Compreende-se a necessidade de se incluir valores sociais nas ATS, pautadas que são por critérios excessivamente técnicos, totalmente estranhos à realidade vivida pelos pacientes, no trato com suas enfermidades pouco frequentes. Esta é uma luta constante, sem perspectiva de solução a curto prazo. Mas há maneiras e maneiras de se fazer isso. E, certamente, transformar a Conitec em um posto avançado da indústria farmacêutica não é o melhor deles.
Outros problemas com o PL
Na proposta, afirma-se que a composição da Conitec deve incluir um representante do Conselho Nacional de Saúde. Salvo engano, esta demanda já está contemplada na atual regulação.
Mas o ponto mais intrigante do PL é o seguinte:
“Para o medicamento aprovado pela ANVISA e não incorporado ao SUS por razões exclusivamente orçamentárias, a CONITEC publicará protocolo de utilização ou a sua diretriz terapêutica (sic), a fim de orientar a prescrição”.
Este realmente não compreendi.

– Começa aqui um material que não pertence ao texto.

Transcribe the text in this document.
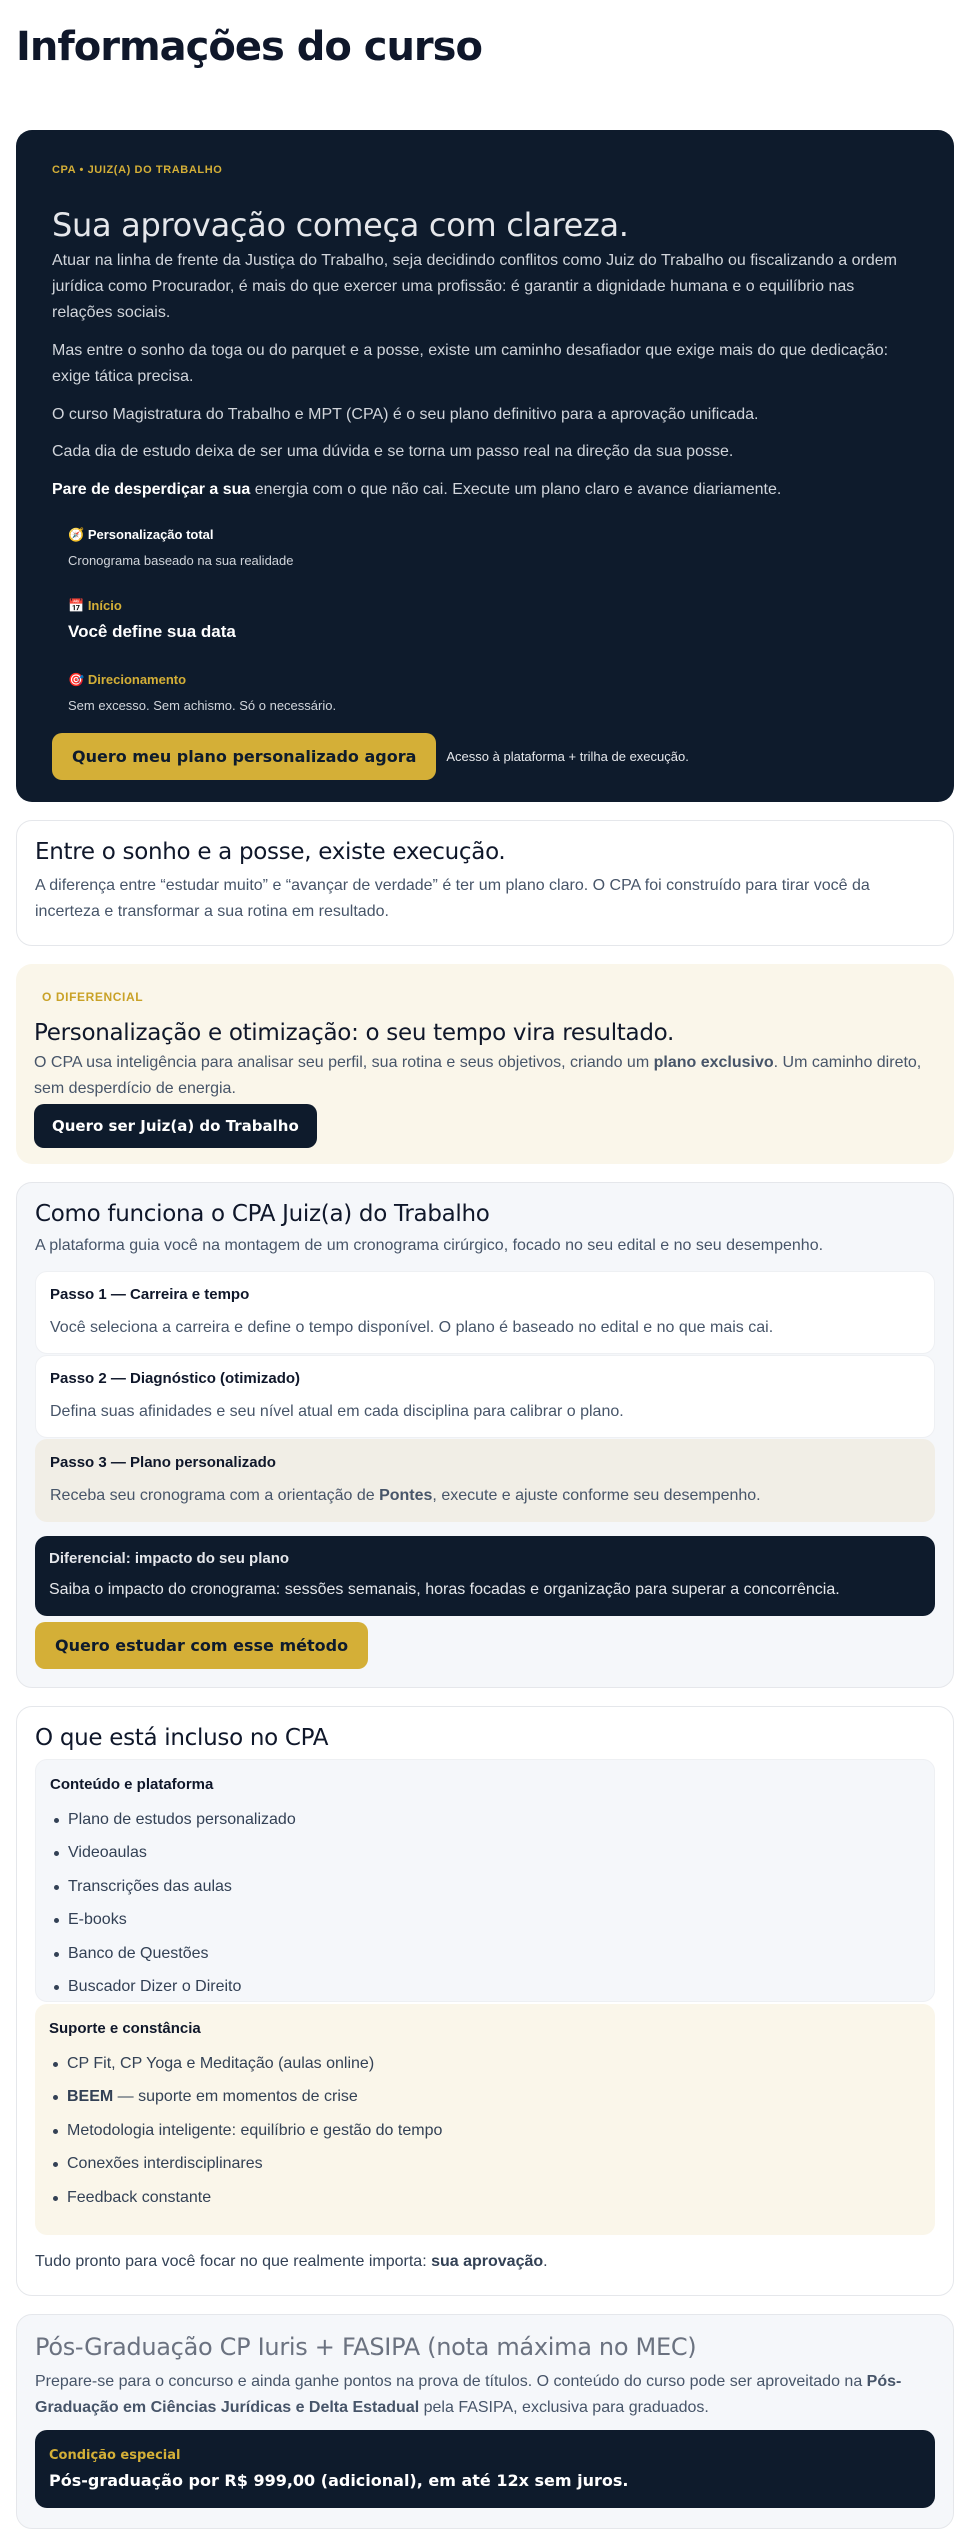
Informações do curso
CPA • JUIZ(A) DO TRABALHO
Sua aprovação começa com clareza.

Atuar na linha de frente da Justiça do Trabalho, seja decidindo conflitos como Juiz do Trabalho ou fiscalizando a ordem jurídica como Procurador, é mais do que exercer uma profissão: é garantir a dignidade humana e o equilíbrio nas relações sociais.

Mas entre o sonho da toga ou do parquet e a posse, existe um caminho desafiador que exige mais do que dedicação: exige tática precisa.

O curso Magistratura do Trabalho e MPT (CPA) é o seu plano definitivo para a aprovação unificada.

Cada dia de estudo deixa de ser uma dúvida e se torna um passo real na direção da sua posse.

Pare de desperdiçar a sua energia com o que não cai. Execute um plano claro e avance diariamente.

🧭 Personalização total
Cronograma baseado na sua realidade
📅 Início
Você define sua data
🎯 Direcionamento
Sem excesso. Sem achismo. Só o necessário.
Quero meu plano personalizado agora	Acesso à plataforma + trilha de execução.
Entre o sonho e a posse, existe execução.

A diferença entre “estudar muito” e “avançar de verdade” é ter um plano claro. O CPA foi construído para tirar você da incerteza e transformar a sua rotina em resultado.

O DIFERENCIAL
Personalização e otimização: o seu tempo vira resultado.

O CPA usa inteligência para analisar seu perfil, sua rotina e seus objetivos, criando um plano exclusivo. Um caminho direto, sem desperdício de energia.

Quero ser Juiz(a) do Trabalho
Como funciona o CPA Juiz(a) do Trabalho

A plataforma guia você na montagem de um cronograma cirúrgico, focado no seu edital e no seu desempenho.

Passo 1 — Carreira e tempo

Você seleciona a carreira e define o tempo disponível. O plano é baseado no edital e no que mais cai.

Passo 2 — Diagnóstico (otimizado)

Defina suas afinidades e seu nível atual em cada disciplina para calibrar o plano.

Passo 3 — Plano personalizado

Receba seu cronograma com a orientação de Pontes, execute e ajuste conforme seu desempenho.

Diferencial: impacto do seu plano

Saiba o impacto do cronograma: sessões semanais, horas focadas e organização para superar a concorrência.

Quero estudar com esse método
O que está incluso no CPA
Conteúdo e plataforma
Plano de estudos personalizado
Videoaulas
Transcrições das aulas
E-books
Banco de Questões
Buscador Dizer o Direito
Suporte e constância
CP Fit, CP Yoga e Meditação (aulas online)
BEEM — suporte em momentos de crise
Metodologia inteligente: equilíbrio e gestão do tempo
Conexões interdisciplinares
Feedback constante

Tudo pronto para você focar no que realmente importa: sua aprovação.

Pós-Graduação CP Iuris + FASIPA (nota máxima no MEC)

Prepare-se para o concurso e ainda ganhe pontos na prova de títulos. O conteúdo do curso pode ser aproveitado na Pós-Graduação em Ciências Jurídicas e Delta Estadual pela FASIPA, exclusiva para graduados.

Condição especial
Pós-graduação por R$ 999,00 (adicional), em até 12x sem juros.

Os PCDTs são elaborados quando há recomendação de incorporação de determinada tecnologia ao SUS. Não tendo sido incorporado, desconhece-se a finalidade de tal PCDT. Seria para orientar pacientes que conseguem o medicamento pela via da judicialização? Além do mais, será difícil encontrar medicamentos não incorporados ao SUS por “razões exclusivamente orçamentárias”.
A Conitec, como disse, enfrenta sérios problemas de legitimidade em suas decisões envolvendo medicamentos órfãos, desde sua criação. Ela precisa de mudanças profundas para promover equidade que alcance as pessoas que vivem com doenças raras.
No entanto, não acredito que propostas tendenciosas de mudança, que descurem do evidente risco de conflito de interesses, sejam o caminho para tornar suas decisões mais republicanas.